Gegen den Beschluss des Landgerichts vom 02.05.2019 richtet sich die sofortige Beschwerde des Klägers. Er weist auf drei Gesichtspunkte hin, welche das Landgericht in der Entscheidung vom 02.05.2019 unzutreffend oder nicht ausreichend gewürdigt habe. Eine Besorgnis der Befangenheit ergebe sich daraus, dass der abgelehnte Richter unmittelbar nach Schluss der mündlichen Verhandlung zur Prozessbevollmächtigten des Klägers gesagt habe: "Die Klage ist aus Rechtsgründen unschlüssig und sie wird es auch immer bleiben!". Zweitens sei eine Gesamtschau der verschiedenen Umstände notwendig. Der abgelehnte Richter sei dem Kläger und seiner Anwältin entnervt und mit herabwürdigendem und provozierendem Tonfall gegenübergetreten. Zudem ergebe sich aus der Verhandlung, dass der abgelehnte Richter einen "kurzen Prozess" ohne Eingehen auf die Besonderheiten des Einzelfalles praktizieren wollte.

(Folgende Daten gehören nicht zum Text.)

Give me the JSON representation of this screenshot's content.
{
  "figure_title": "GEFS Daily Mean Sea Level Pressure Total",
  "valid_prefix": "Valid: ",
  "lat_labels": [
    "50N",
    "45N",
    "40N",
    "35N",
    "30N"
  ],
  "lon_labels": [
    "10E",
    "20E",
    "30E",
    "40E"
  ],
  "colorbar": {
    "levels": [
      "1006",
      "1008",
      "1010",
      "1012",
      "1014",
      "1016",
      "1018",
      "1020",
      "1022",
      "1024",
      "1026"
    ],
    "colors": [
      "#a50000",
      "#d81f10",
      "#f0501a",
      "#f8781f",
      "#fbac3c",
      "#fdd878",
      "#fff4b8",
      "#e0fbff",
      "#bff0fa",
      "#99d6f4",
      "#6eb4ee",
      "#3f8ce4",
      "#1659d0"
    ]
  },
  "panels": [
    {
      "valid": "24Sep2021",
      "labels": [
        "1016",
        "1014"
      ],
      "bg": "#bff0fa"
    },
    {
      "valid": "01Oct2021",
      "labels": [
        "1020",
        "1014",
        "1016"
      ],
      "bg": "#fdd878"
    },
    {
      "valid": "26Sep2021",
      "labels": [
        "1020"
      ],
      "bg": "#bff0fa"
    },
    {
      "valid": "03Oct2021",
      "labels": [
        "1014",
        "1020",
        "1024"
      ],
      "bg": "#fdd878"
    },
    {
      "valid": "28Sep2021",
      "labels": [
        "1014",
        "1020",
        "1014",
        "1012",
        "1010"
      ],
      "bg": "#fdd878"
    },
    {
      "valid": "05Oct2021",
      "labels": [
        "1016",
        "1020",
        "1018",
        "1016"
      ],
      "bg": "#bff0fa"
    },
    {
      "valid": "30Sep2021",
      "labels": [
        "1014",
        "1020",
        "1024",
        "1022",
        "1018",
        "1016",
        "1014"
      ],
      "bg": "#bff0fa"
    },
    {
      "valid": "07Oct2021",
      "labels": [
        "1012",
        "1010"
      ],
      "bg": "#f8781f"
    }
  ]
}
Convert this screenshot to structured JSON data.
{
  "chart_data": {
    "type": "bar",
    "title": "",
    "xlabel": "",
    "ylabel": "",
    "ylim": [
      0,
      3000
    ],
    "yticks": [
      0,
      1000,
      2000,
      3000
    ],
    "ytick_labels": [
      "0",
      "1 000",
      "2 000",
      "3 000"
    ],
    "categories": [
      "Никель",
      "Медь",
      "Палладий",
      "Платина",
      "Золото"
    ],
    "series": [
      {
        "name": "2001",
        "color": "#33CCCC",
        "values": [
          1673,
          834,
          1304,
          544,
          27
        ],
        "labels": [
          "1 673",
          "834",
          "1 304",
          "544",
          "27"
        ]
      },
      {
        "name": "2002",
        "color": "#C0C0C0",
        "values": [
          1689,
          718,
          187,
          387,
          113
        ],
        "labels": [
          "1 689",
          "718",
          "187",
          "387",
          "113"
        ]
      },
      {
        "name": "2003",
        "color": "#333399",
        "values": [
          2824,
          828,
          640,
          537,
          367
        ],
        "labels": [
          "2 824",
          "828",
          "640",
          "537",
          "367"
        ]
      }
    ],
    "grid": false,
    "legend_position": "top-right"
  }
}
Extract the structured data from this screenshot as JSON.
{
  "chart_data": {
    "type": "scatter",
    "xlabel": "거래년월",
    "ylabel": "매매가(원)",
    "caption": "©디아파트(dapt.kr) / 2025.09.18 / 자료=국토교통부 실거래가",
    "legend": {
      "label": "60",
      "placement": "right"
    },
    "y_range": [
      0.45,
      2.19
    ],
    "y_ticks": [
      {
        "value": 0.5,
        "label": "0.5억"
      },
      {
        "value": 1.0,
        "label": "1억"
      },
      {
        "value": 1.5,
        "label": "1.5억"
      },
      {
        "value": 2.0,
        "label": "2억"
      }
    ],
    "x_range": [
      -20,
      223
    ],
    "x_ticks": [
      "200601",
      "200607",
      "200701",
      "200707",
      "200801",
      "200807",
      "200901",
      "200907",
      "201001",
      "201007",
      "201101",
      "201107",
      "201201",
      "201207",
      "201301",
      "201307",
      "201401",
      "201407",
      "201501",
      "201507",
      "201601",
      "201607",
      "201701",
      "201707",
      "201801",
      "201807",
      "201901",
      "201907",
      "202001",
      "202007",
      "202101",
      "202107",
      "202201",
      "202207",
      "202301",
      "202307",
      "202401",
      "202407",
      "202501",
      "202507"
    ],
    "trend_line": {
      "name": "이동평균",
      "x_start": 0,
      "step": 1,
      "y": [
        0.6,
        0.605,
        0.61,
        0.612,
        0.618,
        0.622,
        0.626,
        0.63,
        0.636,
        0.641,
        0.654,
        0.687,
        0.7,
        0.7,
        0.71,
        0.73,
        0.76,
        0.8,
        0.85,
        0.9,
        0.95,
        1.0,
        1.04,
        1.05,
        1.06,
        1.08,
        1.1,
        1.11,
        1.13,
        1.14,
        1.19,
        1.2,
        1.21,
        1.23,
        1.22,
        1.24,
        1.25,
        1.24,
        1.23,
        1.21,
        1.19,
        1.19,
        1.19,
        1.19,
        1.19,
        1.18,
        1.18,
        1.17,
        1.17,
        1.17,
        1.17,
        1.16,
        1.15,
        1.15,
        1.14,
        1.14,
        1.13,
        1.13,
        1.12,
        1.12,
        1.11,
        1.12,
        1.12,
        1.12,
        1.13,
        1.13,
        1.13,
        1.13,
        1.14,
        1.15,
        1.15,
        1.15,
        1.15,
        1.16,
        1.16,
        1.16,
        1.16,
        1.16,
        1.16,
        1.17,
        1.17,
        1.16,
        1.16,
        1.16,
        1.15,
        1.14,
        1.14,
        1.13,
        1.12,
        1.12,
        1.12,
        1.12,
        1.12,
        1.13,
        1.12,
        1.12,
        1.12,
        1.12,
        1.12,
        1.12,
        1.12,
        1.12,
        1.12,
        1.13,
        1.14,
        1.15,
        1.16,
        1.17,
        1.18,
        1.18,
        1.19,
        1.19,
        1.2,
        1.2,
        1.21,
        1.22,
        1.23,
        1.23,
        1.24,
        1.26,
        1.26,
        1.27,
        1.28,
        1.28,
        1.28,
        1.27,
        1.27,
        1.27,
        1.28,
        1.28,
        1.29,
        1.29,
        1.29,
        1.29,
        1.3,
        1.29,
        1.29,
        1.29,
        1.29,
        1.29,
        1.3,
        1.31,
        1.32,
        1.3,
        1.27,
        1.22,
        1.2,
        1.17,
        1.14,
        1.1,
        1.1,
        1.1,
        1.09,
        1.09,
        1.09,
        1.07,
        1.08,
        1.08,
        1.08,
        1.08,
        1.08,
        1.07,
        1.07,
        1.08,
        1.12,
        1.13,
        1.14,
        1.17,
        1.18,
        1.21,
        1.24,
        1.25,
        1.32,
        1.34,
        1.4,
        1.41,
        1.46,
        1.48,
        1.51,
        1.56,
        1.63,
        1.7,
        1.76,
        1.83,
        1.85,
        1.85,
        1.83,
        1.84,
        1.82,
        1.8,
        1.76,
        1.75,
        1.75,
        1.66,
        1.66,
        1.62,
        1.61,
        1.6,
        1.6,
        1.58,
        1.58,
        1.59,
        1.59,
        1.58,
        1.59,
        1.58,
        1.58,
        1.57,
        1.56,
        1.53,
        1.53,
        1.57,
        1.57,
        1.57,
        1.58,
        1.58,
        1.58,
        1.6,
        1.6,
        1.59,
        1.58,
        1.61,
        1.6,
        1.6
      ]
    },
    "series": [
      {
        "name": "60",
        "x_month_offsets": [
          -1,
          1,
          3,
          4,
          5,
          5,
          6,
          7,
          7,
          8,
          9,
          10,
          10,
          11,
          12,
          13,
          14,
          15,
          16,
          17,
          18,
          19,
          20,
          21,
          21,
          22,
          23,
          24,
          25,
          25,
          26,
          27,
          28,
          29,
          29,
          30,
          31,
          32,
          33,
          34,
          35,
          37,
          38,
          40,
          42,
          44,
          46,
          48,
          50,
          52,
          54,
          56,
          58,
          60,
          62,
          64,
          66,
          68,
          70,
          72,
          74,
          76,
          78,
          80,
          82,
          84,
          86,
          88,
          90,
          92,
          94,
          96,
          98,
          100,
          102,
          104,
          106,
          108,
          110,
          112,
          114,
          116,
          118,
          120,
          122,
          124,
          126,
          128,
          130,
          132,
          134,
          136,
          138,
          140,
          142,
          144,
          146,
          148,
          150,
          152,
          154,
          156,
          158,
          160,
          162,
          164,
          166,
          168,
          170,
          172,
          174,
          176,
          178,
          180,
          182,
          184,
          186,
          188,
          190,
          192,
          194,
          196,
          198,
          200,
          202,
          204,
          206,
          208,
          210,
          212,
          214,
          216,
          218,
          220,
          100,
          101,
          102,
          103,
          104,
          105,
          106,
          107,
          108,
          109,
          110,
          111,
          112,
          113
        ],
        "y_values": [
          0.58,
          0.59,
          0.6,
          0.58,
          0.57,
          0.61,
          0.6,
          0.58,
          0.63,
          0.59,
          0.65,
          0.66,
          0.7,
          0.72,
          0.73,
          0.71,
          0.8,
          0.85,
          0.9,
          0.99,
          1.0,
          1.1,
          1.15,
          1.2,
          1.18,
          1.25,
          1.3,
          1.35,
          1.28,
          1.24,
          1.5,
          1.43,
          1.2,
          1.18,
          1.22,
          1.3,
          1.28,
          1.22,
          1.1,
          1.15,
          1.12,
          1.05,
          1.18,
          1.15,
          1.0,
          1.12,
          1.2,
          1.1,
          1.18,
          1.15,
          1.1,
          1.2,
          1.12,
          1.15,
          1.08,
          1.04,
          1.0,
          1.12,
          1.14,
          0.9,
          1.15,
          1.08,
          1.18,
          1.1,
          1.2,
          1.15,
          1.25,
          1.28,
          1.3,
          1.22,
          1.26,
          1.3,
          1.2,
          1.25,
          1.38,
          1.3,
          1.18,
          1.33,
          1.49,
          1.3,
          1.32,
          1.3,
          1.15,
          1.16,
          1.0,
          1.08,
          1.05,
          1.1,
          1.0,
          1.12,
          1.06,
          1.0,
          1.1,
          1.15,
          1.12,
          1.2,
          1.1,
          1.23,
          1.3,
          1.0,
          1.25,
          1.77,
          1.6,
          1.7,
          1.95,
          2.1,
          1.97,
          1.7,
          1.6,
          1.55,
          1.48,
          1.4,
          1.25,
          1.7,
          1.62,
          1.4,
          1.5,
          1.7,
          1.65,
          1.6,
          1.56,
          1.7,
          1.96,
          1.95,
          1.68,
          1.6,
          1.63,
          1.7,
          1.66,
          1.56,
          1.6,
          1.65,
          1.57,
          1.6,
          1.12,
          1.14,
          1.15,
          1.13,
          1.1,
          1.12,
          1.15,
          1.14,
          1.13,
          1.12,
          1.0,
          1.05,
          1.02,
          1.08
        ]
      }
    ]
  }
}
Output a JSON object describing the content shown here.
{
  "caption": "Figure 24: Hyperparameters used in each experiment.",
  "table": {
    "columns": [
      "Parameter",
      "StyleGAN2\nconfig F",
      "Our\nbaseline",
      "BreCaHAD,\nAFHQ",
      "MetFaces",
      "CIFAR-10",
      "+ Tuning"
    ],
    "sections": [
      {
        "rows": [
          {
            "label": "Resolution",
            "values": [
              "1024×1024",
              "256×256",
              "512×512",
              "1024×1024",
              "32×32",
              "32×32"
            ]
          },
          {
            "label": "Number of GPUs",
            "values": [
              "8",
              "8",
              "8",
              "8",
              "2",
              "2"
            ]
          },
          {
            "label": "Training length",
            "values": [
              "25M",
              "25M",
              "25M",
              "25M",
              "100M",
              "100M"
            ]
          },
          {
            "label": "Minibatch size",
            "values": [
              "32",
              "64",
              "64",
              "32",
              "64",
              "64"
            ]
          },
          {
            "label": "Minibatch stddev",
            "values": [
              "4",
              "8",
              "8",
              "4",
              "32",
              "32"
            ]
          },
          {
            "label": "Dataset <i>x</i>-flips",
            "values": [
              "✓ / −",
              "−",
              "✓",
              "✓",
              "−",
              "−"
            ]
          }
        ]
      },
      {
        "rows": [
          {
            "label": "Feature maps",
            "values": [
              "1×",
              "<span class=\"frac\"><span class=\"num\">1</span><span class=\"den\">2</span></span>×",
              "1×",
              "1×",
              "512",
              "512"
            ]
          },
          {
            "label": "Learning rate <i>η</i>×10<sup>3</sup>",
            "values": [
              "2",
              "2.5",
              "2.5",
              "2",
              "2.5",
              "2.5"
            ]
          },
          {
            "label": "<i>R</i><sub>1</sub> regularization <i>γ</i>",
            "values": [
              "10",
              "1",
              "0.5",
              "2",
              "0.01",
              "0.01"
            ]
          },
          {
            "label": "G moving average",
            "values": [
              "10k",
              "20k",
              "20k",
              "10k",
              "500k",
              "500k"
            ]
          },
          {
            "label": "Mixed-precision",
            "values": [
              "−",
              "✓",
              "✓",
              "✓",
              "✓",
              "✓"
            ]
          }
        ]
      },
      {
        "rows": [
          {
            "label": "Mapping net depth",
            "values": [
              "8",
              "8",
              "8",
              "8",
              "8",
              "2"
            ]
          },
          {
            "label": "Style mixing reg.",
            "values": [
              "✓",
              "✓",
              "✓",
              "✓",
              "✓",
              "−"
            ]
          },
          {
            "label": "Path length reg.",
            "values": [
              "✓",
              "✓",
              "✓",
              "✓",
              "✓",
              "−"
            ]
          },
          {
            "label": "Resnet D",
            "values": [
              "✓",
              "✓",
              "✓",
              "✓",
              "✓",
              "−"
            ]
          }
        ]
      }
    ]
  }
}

Das Landgericht hat der sofortigen Beschwerde des Klägers mit Beschluss vom 24.06.2019 nicht abgeholfen und die Akten dem Oberlandesgericht Karlsruhe - Zivilsenate in Freiburg - zur Entscheidung vorgelegt. Der Beklagte ist der sofortigen Beschwerde entgegengetreten. Die Parteien hatten im Beschwerdeverfahren Gelegenheit zur Stellungnahme.
Wegen der weiteren Einzelheiten wird auf die Schriftsätze der Parteien verwie...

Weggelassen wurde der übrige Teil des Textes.